Kemudian, lanjut mantan Direktur Utama Bank Mandiri itu, pemerintah membeli mesin PCR yang lebih murah dan dibagikan ke seluruh BUMN dan perguruan tinggi di Indonesia, sehingga harganya bisa turun.
“Dan saya ingat habis kita beli itu beroperasi mungkin di awal Mei dengan harga yang lebih murah dibanding harga di akhir Maret. Saya sendiri ingat waktu itu pertama kali masih Rp 2 juta kalau mau dites PCR,” tutur Budi.
“Tiga bulan kemudian kita nemu perusahaan-perusahaan dari China yang bisa memberikan alat dan reagen yang lebih murah. Jadi bapak ibu dalam sejarahnya harga itu terus menerus menurun,” terang dia.
Ia menbahkan bahwa proses penentuan harga tes usap PCR melibatkan Badan Pengawasan Keuangan dan Pembangunan (BPKP). Kemudian, BPKP menetapkan rentang harga yang wajar.
“Jadi sejak saya menjadi menkes ada dua kali mau ubah. Jadi sejak 23 Desember hingga sekarang sudah 10 bulan ada dua kali perubahan, yaitu pertama kali menjadi Rp 475 ribu dan yang kedua menjadi Rp 275 ribu. Itu semuanya berbasiskan advice atau masukan dari BPKP dan itu yang kita gunakan,” jelasnya.
“Dan memang BPKP sendiri kondisinya berubah, karena pasarnya itu berubah bapak ibu. Jadi makin ke sini makin banyak yang produksi, sehingga biaya cost-nya juga makin lama makin turun,” terang dia.
Selain tes PCR, Menkes juga memiliki target produksi obat Covid-19 racikan Merck, yaitu Molnupiravir, dapat dilakukan di Indonesia pada tahun depan. Obat ini diberikan kepada mereka yang positif Covid-19, namun belum masuk RS.

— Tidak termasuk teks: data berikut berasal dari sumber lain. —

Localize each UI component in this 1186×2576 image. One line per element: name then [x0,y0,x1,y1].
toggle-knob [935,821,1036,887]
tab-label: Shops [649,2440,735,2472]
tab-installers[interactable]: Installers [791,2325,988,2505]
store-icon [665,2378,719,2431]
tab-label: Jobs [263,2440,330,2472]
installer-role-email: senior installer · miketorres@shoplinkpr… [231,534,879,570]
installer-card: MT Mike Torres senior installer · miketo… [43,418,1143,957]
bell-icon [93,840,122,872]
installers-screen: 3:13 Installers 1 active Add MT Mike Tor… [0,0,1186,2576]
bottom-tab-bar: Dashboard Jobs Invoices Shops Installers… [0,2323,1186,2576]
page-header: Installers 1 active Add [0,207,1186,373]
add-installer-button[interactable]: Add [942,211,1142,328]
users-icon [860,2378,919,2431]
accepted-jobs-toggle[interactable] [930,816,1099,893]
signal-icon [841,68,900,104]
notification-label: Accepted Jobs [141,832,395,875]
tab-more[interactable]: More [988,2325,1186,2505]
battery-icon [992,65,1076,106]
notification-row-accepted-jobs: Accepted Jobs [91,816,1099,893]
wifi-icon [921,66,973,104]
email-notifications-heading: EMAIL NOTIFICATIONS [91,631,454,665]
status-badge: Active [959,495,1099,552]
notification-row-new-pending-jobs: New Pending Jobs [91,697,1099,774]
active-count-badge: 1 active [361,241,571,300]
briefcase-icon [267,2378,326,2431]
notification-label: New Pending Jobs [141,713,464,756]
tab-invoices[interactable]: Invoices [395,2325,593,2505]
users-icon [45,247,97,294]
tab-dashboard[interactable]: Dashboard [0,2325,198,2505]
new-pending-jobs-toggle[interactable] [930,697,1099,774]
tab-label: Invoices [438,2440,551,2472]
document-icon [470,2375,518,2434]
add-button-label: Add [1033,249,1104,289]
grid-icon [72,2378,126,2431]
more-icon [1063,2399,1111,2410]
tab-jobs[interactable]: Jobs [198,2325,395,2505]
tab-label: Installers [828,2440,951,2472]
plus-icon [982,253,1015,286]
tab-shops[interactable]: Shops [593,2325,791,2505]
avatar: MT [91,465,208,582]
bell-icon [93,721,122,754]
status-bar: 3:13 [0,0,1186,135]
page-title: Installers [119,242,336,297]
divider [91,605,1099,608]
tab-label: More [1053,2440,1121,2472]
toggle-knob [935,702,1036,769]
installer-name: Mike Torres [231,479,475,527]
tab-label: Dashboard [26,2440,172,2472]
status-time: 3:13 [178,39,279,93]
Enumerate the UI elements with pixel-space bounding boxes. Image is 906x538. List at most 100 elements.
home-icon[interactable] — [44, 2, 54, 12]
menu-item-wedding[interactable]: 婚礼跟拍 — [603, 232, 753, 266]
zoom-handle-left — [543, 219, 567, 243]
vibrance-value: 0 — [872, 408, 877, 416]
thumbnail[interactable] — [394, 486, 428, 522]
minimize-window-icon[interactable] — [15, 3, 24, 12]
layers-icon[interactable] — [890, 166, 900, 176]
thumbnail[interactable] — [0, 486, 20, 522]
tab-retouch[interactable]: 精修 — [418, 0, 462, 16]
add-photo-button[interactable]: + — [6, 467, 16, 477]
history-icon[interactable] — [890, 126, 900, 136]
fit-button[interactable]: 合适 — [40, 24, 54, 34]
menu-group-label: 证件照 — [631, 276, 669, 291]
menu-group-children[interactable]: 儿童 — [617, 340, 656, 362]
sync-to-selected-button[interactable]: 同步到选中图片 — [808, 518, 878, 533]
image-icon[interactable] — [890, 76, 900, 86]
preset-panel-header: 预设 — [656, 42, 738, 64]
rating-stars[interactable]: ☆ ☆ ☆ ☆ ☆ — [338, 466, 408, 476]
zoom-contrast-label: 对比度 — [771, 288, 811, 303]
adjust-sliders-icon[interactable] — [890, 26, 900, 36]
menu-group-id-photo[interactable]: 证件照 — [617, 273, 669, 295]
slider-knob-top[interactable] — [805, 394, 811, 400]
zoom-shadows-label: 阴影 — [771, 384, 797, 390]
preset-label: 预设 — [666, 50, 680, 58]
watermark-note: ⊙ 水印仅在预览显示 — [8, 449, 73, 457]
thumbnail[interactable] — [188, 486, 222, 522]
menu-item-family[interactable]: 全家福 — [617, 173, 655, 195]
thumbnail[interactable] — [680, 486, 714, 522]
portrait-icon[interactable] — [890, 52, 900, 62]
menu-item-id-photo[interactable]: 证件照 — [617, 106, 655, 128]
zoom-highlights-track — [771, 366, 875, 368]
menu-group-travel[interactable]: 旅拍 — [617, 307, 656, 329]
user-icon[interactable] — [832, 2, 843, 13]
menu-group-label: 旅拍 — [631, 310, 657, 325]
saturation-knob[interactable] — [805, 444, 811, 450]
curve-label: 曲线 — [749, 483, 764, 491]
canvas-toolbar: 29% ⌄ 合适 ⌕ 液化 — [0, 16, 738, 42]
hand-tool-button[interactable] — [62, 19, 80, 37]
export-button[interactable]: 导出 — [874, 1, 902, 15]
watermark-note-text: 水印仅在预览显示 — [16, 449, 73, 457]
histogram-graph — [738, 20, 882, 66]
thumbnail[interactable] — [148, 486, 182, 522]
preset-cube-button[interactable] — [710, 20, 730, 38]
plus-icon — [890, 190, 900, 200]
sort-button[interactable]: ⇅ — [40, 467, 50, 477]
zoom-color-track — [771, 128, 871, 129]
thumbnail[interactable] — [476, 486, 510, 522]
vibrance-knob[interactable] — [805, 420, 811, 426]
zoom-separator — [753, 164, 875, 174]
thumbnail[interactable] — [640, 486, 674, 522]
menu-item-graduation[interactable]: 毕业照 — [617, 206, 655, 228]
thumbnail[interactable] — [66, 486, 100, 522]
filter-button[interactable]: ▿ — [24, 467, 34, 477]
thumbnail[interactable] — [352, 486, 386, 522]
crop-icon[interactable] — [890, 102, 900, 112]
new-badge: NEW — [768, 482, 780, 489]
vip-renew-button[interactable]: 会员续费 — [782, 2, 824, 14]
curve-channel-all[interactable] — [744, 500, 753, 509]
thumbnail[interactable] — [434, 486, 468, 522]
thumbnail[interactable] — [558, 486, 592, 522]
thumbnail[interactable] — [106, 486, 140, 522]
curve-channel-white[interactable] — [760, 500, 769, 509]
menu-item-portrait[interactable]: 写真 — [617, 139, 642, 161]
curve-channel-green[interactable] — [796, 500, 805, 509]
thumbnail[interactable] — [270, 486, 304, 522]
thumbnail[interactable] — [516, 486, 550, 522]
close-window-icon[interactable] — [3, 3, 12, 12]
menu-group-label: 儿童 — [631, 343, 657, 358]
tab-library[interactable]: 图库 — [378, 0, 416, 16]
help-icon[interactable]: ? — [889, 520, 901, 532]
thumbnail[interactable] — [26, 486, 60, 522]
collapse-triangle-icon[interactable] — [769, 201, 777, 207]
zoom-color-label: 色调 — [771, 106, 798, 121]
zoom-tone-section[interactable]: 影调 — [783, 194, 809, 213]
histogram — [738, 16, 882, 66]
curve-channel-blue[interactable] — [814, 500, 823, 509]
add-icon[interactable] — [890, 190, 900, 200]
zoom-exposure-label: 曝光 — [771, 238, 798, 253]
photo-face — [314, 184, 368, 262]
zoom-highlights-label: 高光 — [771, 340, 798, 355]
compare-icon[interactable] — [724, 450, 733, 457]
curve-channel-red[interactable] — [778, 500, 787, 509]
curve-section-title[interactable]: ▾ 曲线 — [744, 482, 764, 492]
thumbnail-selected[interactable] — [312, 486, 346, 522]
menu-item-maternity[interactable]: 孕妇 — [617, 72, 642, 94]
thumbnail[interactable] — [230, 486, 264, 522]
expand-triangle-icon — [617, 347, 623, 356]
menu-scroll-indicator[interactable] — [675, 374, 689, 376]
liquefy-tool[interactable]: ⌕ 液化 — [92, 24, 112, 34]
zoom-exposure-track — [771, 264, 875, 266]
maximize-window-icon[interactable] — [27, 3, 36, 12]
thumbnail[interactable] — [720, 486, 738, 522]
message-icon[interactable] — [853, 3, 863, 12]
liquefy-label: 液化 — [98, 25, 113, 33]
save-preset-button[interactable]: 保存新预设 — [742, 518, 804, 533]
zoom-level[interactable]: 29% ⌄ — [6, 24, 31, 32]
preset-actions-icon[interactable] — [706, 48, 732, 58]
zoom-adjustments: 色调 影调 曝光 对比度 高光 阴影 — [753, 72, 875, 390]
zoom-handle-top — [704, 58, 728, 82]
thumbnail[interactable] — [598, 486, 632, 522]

Berdasarkan uji klinisnya, dirinya bilang kalau Molnupiravir bisa mengurangi 50 persen kemungkinan pasien Covid-19 masuk RS.
“Apakah ada saingannya? Ada, baru keluar hari ini dari Pfizer. Tapi apakah dia sudah sejauh Molnupiravir mendapatkan approval-nya, masih agak tertinggal di belakang. Cuma dia klaimnya bisa lebih tinggi, bisa mengurangi derajat keparahan masuk RS-nya di atas 80 persen, malah ada yang bilang sampai 85 persen,” tandas dia.
“Jadi memang strategi therapeutic atau pengobatan sebagai salah satu dari empat strategi kita menangani pandemi emang bergerak juga. Ini sama seperti PCR,” pungkasnya.